While accessing data from the shared memory, the processor needs to do a memory load operation, just like accessing data from the global memory. This makes them slower than registers, in which the LOAD operation is not required. Since it resides on-chip, shared memory has shorter latency and higher bandwidth than global memory. Shared memory is also called scratchpad memory in computer architecture parlance.
Lifetime of a variable tells the portion of the program’s execution duration when it is available for use. If a variable’s lifetime is within the kernel, then it will be available for use only by the kernel code. An important point to note here is that multiple invocations of the kernel do not maintain the value of the variable across them.
Automatic variables are those variables for which a copy exists for each thread. In the matrix multiplication example, row and col are automatic variables. A private copy of row and col exists for each thread, and once the thread finishes execution, its automatic variables are destroyed.
The following table summarizes the lifetime, scope and memory of different types of CUDA variables −
|Automatic variables other than arrays||Register||Thread||Kernel|
|Automatic array variables||Local||Thread||Kernel|
|__device__ __shared__ int sharedVar||Shared||Block||Kernel|
|__device__ int globalVar||Global||Grid||Application|
|__device__ __constant__ int constVar||Constant||Grid||Application|
Constant variables are stored in the global memory (constant memory), but are cached for efficient access. They can be accessed in a highly-parallel manner at high-speeds. As their lifetime equals the lifetime of the application, and they are visible to all the threads, declaration of constant variables must be done outside any function.

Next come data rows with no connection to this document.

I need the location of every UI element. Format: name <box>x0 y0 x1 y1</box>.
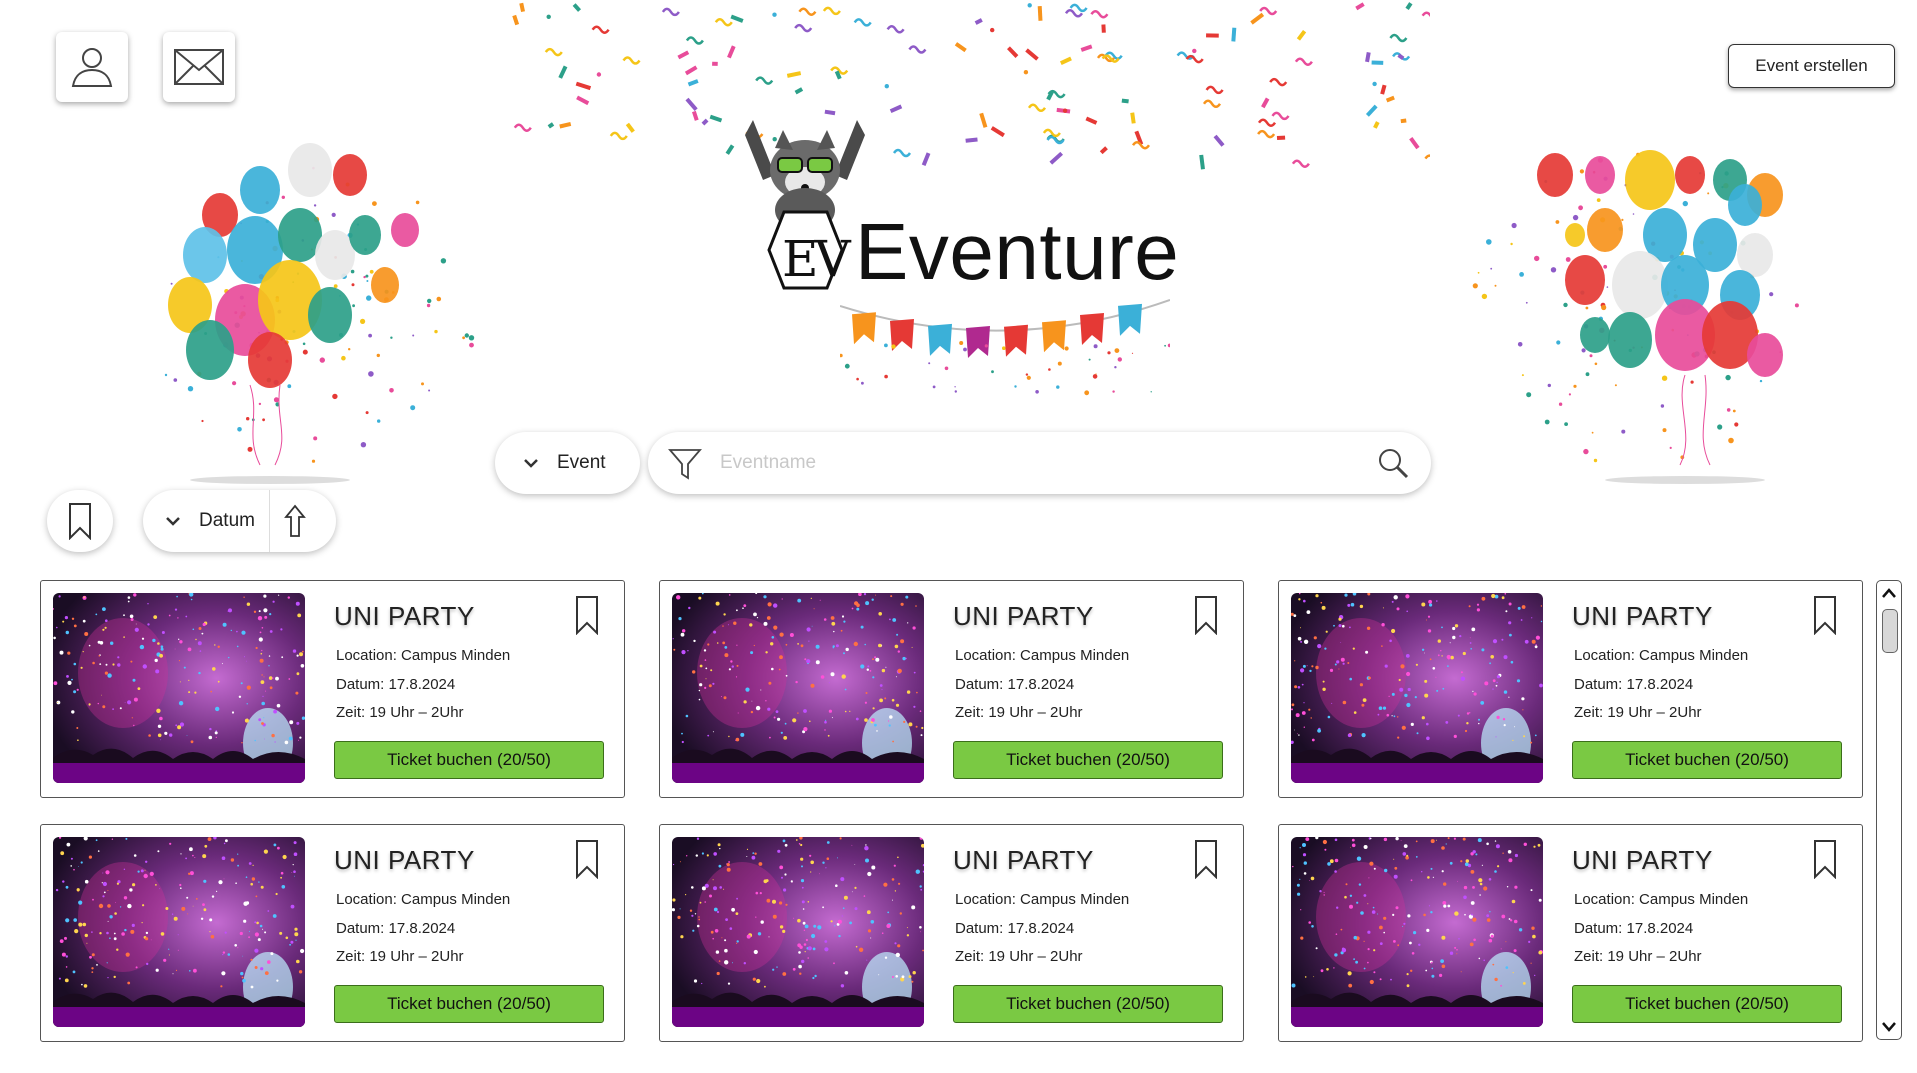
event-location: Location: Campus Minden <box>955 647 1130 664</box>
filter-icon[interactable] <box>668 446 702 480</box>
book-ticket-button[interactable]: Ticket buchen (20/50) <box>953 985 1223 1023</box>
book-ticket-button[interactable]: Ticket buchen (20/50) <box>953 741 1223 779</box>
event-date: Datum: 17.8.2024 <box>1574 676 1694 693</box>
sort-dropdown[interactable]: Datum <box>143 490 336 552</box>
event-time: Zeit: 19 Uhr – 2Uhr <box>1574 948 1702 965</box>
event-title: UNI PARTY <box>334 601 475 631</box>
event-image <box>1291 837 1543 1027</box>
profile-button[interactable] <box>56 32 128 102</box>
event-title: UNI PARTY <box>953 601 1094 631</box>
bookmark-icon[interactable] <box>575 595 599 635</box>
search-bar[interactable] <box>648 432 1431 494</box>
event-card[interactable]: UNI PARTY Location: Campus Minden Datum:… <box>659 824 1244 1042</box>
bookmark-icon[interactable] <box>1194 839 1218 879</box>
event-date: Datum: 17.8.2024 <box>955 920 1075 937</box>
chevron-down-icon <box>166 517 180 526</box>
balloons-left-decoration <box>164 143 475 484</box>
bookmark-icon[interactable] <box>575 839 599 879</box>
event-date: Datum: 17.8.2024 <box>1574 920 1694 937</box>
envelope-icon <box>174 49 224 85</box>
event-title: UNI PARTY <box>1572 845 1713 875</box>
user-icon <box>71 48 113 87</box>
event-location: Location: Campus Minden <box>336 647 511 664</box>
book-ticket-button[interactable]: Ticket buchen (20/50) <box>334 985 604 1023</box>
scroll-down-icon[interactable] <box>1881 1021 1897 1033</box>
event-image <box>1291 593 1543 783</box>
category-dropdown[interactable]: Event <box>495 432 640 494</box>
saved-events-button[interactable] <box>47 490 113 552</box>
event-image <box>53 837 305 1027</box>
search-icon[interactable] <box>1377 447 1409 479</box>
event-location: Location: Campus Minden <box>1574 647 1749 664</box>
app-title: Eventure <box>855 207 1180 296</box>
bookmark-icon[interactable] <box>1813 839 1837 879</box>
event-location: Location: Campus Minden <box>336 891 511 908</box>
event-date: Datum: 17.8.2024 <box>336 920 456 937</box>
event-card[interactable]: UNI PARTY Location: Campus Minden Datum:… <box>40 580 625 798</box>
event-time: Zeit: 19 Uhr – 2Uhr <box>1574 704 1702 721</box>
create-event-button[interactable]: Event erstellen <box>1728 44 1895 88</box>
divider <box>268 490 270 552</box>
bookmark-icon[interactable] <box>1194 595 1218 635</box>
sort-direction-arrow-icon[interactable] <box>284 504 306 538</box>
chevron-down-icon <box>524 459 538 468</box>
event-card[interactable]: UNI PARTY Location: Campus Minden Datum:… <box>40 824 625 1042</box>
book-ticket-button[interactable]: Ticket buchen (20/50) <box>1572 985 1842 1023</box>
logo-mark: EV <box>782 230 851 288</box>
event-card[interactable]: UNI PARTY Location: Campus Minden Datum:… <box>1278 824 1863 1042</box>
event-date: Datum: 17.8.2024 <box>955 676 1075 693</box>
event-title: UNI PARTY <box>953 845 1094 875</box>
messages-button[interactable] <box>163 32 235 102</box>
bunting-decoration <box>840 299 1170 396</box>
search-input[interactable] <box>718 451 1342 475</box>
event-title: UNI PARTY <box>1572 601 1713 631</box>
event-date: Datum: 17.8.2024 <box>336 676 456 693</box>
event-card[interactable]: UNI PARTY Location: Campus Minden Datum:… <box>1278 580 1863 798</box>
event-image <box>53 593 305 783</box>
event-time: Zeit: 19 Uhr – 2Uhr <box>955 948 1083 965</box>
event-card[interactable]: UNI PARTY Location: Campus Minden Datum:… <box>659 580 1244 798</box>
bookmark-icon[interactable] <box>1813 595 1837 635</box>
balloons-right-decoration <box>1472 150 1799 484</box>
category-dropdown-label: Event <box>557 452 606 473</box>
scrollbar[interactable] <box>1876 580 1902 1040</box>
book-ticket-button[interactable]: Ticket buchen (20/50) <box>334 741 604 779</box>
event-time: Zeit: 19 Uhr – 2Uhr <box>336 948 464 965</box>
event-image <box>672 593 924 783</box>
event-location: Location: Campus Minden <box>955 891 1130 908</box>
scrollbar-thumb[interactable] <box>1882 609 1898 653</box>
sort-dropdown-label: Datum <box>199 510 255 531</box>
confetti-decoration <box>512 2 1430 170</box>
bookmark-icon <box>69 503 91 540</box>
book-ticket-button[interactable]: Ticket buchen (20/50) <box>1572 741 1842 779</box>
event-time: Zeit: 19 Uhr – 2Uhr <box>955 704 1083 721</box>
event-title: UNI PARTY <box>334 845 475 875</box>
event-time: Zeit: 19 Uhr – 2Uhr <box>336 704 464 721</box>
scroll-up-icon[interactable] <box>1881 587 1897 599</box>
event-location: Location: Campus Minden <box>1574 891 1749 908</box>
event-image <box>672 837 924 1027</box>
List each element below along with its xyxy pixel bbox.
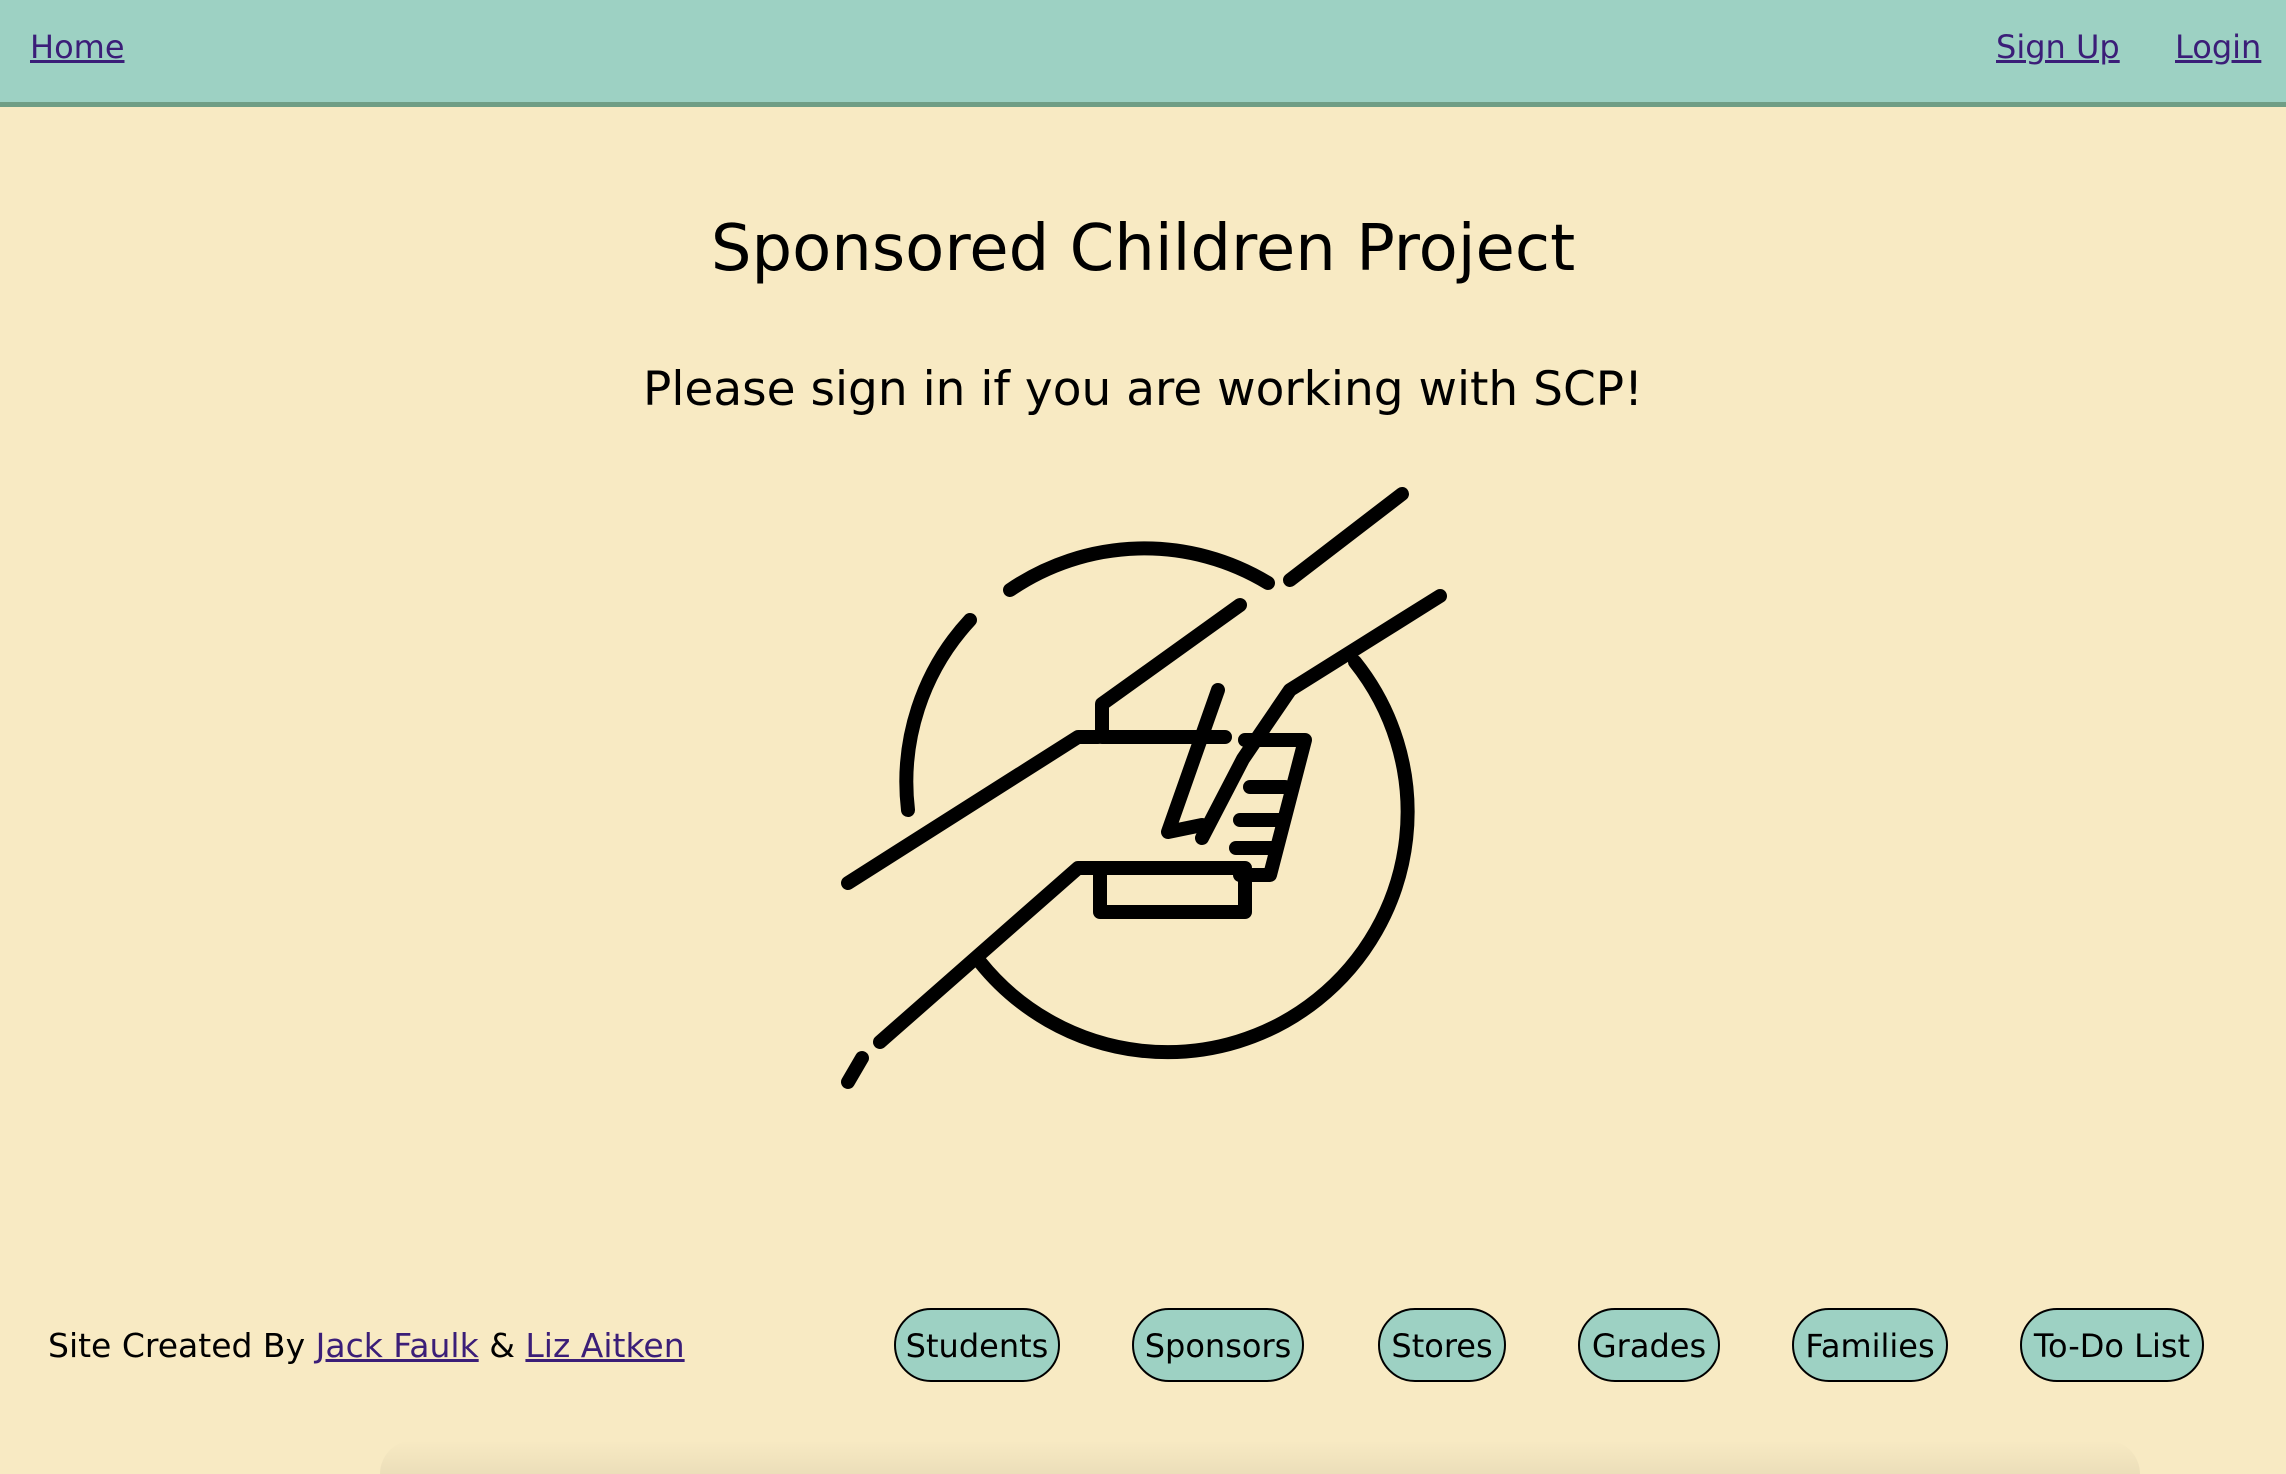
grades-button[interactable]: Grades [1578,1308,1720,1382]
login-link[interactable]: Login [2175,28,2261,66]
credit-prefix: Site Created By [48,1326,306,1365]
sign-in-prompt: Please sign in if you are working with S… [643,362,1643,417]
students-button[interactable]: Students [894,1308,1060,1382]
home-link[interactable]: Home [30,28,125,66]
helping-hands-icon [841,487,1447,1089]
sponsors-button[interactable]: Sponsors [1132,1308,1304,1382]
author-liz-aitken-link[interactable]: Liz Aitken [525,1326,684,1365]
author-jack-faulk-link[interactable]: Jack Faulk [316,1326,479,1365]
sign-up-link[interactable]: Sign Up [1996,28,2120,66]
page-title: Sponsored Children Project [710,212,1576,286]
todo-list-button[interactable]: To-Do List [2020,1308,2204,1382]
bottom-shadow [380,1440,2140,1474]
site-credit: Site Created By Jack Faulk & Liz Aitken [48,1326,685,1365]
top-navbar: Home Sign Up Login [0,0,2286,107]
families-button[interactable]: Families [1792,1308,1948,1382]
credit-separator: & [489,1326,515,1365]
stores-button[interactable]: Stores [1378,1308,1506,1382]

Although shared memory and registers are high-speed memories with huge bandwidth, they are available in limited amounts in a CUDA device. A programmer should be careful not to overuse these limited resources. The limited amount of these resources also caps the number of threads that can actually execute in parallel in a SM for a given application. The more resources a thread requires, the less the number of threads that can simultaneously reside in the SM. It is simply because there is a dearth of resources.
Let us suppose that each SM can accommodate upto 1536 threads and has 16,384 registers. To accommodate 1536 threads, each thread can use no more than 16,384/1536 = 10 registers. If each threads requires 12 registers, the number of threads that can simultaneously reside in the SM is reduced. Such reduction is done per block. If each block contains 128 threads, the reduction of threads will be done by reducing 128 threads at a time.
Shared memory usage can also limit the number of threads assigned to each SM. Suppose that a CUDA GPU has 16k/SM of shared memory. Suppose that each SM can support upto 8 blocks. To reach the maximum, each block must use no more than 2k of shared memory. If each block uses 5k of shared memory, then no more than 3 blocks can live in a SM.